Her garments, which she recently showcased at the Innovate UK event in London, are "human focussed" and include pieces that change colour depending "environmental fluctuations" or stimulation from the brain.
The first piece is made of leather and changes colour in reaction to the wind and air. Originally Bowker thought this type of technology could be used for F1 in order to assess the aerodynamics of vehicles, but began developing clothes designed to reflect the way wind and air passes over the human body.
Another piece reacts to heat in the brain and therefore changes colour depending on your thoughts. It could be used in healthcare to communicate feelings that are hidden.
She says in the future, she hopes materials will be created for purpose, and there will be no need for disposable fashion, as one garment can be adapted to be suitable for all situations, moods and weather.
But she doesn't believe this is wearable tech, to her it's just material.
"Everyone is calling The Unseen wearable tech whereas we really don't want to be called wearable tech. There's wearable computing, which I see more as the smartwatches," Bowker says. "That to me is just another gadget."
Bowker points out that other fabrics such as polyester could been deemed wearable tech if the way it is used it taken into consideration, so people should be careful to address specific categories garments fall under.

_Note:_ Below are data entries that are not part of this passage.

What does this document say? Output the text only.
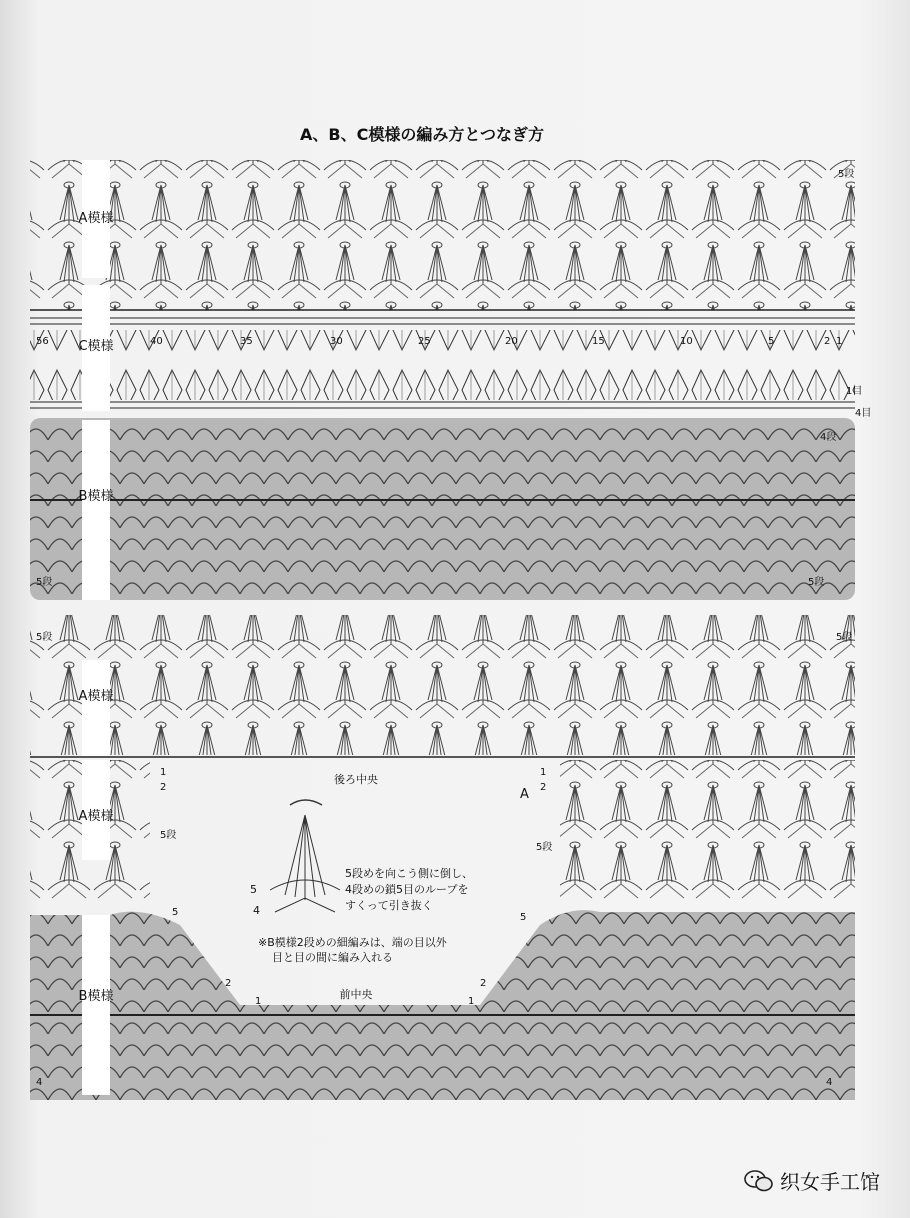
A、B、C模様の編み方とつなぎ方
A模様
C模様
B模様
A模様
A模様
B模様
56	40	35	30	25	20	15	10	5	2 1
後ろ中央
前中央
A
5段めを向こう側に倒し、
4段めの鎖5目のループを
すくって引き抜く
※B模様2段めの細編みは、端の目以外
目と目の間に編み入れる
5
4
5段
1目
4目
4段
5段	5段
5段	5段
1
2
5段
1
2
5段
5	5
2
1
2
1
4	4
织女手工馆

"Treat this as a design-led project rather than a recent trend." Bowker says.
Not for profit organisation the London College of Fashion's 'Innovation Agency' works with technology companies to make technology driven clothing.
Matthew Drinkwater, head of the agency, describes working with Nokia on a digital skirt made of smartphones, and collaborating with Microsoft to create trousers that charge your phone in your pocket as just some of the projects the agency has worked on.
At Innovate UK Drinkwater showcased the Innovation Agency's Tinkerbell inspired dress, created during a collaboration with Disney using fibre optics and LEDs.
But again, he claims wearables should centre on fashion instead of simply being another branch of technology.
Drinkwater says: "Everything before had been functionality focus and device focus, we just want to try and use tech to make something really beautiful."